To calibrate the Good pH probe, we used three calibration experiments, each comprising 20 Raman spectra. During characterization, we were able to prove that the Good pH probe is reversible, shows no temperature dependence in the biological relevant temperature range between 15 and 40 °C, exhibits low sensitivity to the ionic strength up to approximately 1100 mM, and is applicable in systems that show massive spectral superimposition with the spectral features of MOPS. For all characterization experiments, the pH prediction quality of the Good pH probe was within the expected error of the reference pH electrode (± 0.05 pH levels).

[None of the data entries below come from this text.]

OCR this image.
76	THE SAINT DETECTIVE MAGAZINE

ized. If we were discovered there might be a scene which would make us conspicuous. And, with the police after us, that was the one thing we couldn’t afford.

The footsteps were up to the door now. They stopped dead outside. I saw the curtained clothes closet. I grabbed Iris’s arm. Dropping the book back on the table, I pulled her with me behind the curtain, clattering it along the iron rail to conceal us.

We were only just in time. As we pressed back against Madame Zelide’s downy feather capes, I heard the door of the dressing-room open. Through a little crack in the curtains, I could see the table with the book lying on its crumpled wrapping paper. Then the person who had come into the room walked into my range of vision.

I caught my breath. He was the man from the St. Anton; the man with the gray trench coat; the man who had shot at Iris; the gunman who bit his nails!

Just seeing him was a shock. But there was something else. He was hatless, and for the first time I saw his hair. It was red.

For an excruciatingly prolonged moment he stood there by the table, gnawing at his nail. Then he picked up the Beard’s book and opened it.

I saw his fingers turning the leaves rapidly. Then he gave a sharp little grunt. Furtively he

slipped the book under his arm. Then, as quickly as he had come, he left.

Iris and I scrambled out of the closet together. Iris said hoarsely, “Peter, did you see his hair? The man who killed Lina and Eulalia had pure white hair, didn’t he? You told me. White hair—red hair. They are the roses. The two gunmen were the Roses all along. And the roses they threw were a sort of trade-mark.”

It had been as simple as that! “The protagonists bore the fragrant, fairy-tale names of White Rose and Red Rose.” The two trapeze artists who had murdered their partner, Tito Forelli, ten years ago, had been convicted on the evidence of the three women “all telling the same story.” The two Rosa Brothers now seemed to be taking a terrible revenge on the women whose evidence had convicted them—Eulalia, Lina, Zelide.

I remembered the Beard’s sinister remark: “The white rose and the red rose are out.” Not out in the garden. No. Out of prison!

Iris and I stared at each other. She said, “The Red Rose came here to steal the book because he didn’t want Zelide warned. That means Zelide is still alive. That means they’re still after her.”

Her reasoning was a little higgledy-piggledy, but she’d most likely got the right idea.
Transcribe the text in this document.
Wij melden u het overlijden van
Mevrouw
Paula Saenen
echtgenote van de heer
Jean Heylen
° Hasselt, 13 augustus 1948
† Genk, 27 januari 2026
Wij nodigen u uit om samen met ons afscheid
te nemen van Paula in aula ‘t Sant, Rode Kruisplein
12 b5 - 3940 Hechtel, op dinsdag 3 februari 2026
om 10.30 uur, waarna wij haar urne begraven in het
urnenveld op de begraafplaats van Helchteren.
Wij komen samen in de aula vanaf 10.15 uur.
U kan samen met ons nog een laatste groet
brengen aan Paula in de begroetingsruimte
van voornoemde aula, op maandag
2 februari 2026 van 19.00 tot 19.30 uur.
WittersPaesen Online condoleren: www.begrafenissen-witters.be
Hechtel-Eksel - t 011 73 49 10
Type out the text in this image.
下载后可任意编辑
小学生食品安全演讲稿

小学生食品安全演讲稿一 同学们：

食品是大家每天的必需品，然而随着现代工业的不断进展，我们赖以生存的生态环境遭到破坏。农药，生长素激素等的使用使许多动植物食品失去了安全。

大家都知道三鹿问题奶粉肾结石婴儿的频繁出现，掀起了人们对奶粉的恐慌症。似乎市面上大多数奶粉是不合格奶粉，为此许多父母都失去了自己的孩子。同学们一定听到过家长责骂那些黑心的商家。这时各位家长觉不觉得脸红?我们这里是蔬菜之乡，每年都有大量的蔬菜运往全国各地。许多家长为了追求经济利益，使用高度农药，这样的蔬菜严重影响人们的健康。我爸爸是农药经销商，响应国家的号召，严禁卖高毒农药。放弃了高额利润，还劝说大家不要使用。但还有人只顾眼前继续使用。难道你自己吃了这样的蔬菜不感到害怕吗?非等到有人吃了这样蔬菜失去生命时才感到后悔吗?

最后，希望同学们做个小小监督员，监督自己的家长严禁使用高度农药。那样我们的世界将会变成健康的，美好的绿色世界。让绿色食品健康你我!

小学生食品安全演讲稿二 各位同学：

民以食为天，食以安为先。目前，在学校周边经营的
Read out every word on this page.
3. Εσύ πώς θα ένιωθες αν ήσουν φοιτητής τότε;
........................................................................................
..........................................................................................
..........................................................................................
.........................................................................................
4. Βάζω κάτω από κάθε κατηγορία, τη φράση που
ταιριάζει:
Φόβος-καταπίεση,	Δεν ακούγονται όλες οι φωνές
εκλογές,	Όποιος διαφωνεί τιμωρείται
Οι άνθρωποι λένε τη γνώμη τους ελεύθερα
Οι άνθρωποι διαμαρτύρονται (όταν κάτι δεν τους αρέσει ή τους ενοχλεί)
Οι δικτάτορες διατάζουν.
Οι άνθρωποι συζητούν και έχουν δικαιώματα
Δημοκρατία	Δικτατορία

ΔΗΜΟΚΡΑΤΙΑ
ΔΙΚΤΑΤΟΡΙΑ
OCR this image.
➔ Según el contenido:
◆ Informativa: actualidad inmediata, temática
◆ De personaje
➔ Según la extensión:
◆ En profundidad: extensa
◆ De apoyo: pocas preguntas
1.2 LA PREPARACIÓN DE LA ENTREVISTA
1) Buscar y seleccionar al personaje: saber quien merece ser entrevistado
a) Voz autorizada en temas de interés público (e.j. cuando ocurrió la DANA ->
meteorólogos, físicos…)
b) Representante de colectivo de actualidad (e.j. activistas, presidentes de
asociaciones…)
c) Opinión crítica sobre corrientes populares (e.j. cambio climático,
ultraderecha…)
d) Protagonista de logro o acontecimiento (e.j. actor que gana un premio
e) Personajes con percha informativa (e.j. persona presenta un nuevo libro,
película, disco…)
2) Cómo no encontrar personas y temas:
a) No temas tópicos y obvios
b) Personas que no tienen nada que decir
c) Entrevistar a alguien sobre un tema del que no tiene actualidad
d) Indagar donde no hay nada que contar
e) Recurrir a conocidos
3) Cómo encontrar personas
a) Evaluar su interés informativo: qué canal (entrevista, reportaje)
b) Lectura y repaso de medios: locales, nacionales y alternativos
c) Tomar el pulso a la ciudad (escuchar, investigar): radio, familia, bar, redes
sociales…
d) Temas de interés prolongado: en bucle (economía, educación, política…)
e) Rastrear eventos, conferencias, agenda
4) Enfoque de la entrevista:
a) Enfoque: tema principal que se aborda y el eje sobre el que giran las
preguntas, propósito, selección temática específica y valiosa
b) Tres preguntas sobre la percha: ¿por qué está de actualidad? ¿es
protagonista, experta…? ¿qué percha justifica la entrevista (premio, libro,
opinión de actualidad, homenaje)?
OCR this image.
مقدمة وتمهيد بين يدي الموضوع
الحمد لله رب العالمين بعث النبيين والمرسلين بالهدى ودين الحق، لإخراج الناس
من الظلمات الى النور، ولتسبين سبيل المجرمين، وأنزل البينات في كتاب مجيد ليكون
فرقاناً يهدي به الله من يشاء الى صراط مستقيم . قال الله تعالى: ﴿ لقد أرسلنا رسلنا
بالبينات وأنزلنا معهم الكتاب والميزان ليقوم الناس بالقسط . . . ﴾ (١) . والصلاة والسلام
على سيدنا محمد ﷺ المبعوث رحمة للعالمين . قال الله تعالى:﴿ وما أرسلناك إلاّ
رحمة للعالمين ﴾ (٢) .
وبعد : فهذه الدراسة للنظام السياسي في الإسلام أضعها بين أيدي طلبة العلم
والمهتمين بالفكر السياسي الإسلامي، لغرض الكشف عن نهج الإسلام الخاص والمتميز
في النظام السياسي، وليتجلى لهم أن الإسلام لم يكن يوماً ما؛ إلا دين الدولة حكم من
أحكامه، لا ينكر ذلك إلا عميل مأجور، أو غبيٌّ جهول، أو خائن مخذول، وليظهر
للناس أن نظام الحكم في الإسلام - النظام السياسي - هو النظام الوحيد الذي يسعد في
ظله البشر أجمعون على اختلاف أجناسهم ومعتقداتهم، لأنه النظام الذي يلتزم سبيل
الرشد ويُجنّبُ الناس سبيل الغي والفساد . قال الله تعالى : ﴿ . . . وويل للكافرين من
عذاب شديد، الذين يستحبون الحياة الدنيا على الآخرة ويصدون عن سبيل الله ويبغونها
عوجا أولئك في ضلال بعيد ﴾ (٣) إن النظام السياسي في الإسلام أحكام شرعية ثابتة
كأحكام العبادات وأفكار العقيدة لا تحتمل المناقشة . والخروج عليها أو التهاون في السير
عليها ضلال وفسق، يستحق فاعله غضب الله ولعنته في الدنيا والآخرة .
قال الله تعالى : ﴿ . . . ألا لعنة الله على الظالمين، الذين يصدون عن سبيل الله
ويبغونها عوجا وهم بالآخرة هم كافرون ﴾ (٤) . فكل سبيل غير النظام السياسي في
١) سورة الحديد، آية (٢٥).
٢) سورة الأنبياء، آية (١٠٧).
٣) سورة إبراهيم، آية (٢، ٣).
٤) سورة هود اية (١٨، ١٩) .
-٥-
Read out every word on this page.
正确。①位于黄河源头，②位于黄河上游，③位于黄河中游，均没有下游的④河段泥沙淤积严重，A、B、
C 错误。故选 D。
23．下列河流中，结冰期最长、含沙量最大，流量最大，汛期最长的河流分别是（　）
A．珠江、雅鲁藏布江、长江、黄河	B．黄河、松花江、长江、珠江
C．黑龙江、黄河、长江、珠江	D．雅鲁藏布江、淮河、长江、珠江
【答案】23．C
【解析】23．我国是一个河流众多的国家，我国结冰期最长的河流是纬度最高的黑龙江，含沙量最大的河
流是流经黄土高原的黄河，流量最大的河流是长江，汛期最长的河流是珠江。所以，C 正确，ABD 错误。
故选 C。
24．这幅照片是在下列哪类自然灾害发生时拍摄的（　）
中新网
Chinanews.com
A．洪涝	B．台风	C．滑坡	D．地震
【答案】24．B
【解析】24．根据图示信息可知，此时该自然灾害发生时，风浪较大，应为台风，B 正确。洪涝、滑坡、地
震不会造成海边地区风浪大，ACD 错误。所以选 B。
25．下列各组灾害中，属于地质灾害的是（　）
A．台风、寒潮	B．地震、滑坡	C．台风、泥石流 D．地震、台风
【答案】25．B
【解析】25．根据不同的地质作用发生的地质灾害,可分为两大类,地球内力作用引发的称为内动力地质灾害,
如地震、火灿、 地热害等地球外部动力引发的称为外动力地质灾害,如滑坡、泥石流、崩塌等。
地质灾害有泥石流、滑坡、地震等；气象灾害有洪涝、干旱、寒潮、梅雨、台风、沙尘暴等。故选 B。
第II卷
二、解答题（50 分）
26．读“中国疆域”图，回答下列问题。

Finally, we successfully applied the Good pH probe for the non-invasive pH in-line monitoring of an industrially relevant enzyme-catalyzed reaction. This enzyme-catalyzed reaction was the hydrolysis of penicillin G to 6-aminopenicillanic acid and phenylacetic acid by penicillin amidase, in which the pH value continuously decreased. In this enzyme-catalyzed reaction, we obtained an RMSEP of 0.04 pH levels, which was again within the expected error of the reference pH electrode.

The objectives of future studies will be to combine the Good pH probe with further Good buffers, to use the probe for non-invasive pH in-line monitoring of other bioprocesses (e.g., fermentations or cell cultures), and to apply the Good pH probe in small-scale systems, which may include microtiter plates or microchannels.

To conclude, we proved the Good pH probe to be an effective approach for non-invasive pH in-line monitoring, offering accurate measurements and applicability in bioprocesses, while demonstrating robustness against influencing factors such as temperature and ionic strength. Furthermore, with the Good pH probe, we added the pH value to the list of critical process parameters that can be monitored using Raman spectroscopy and IHM.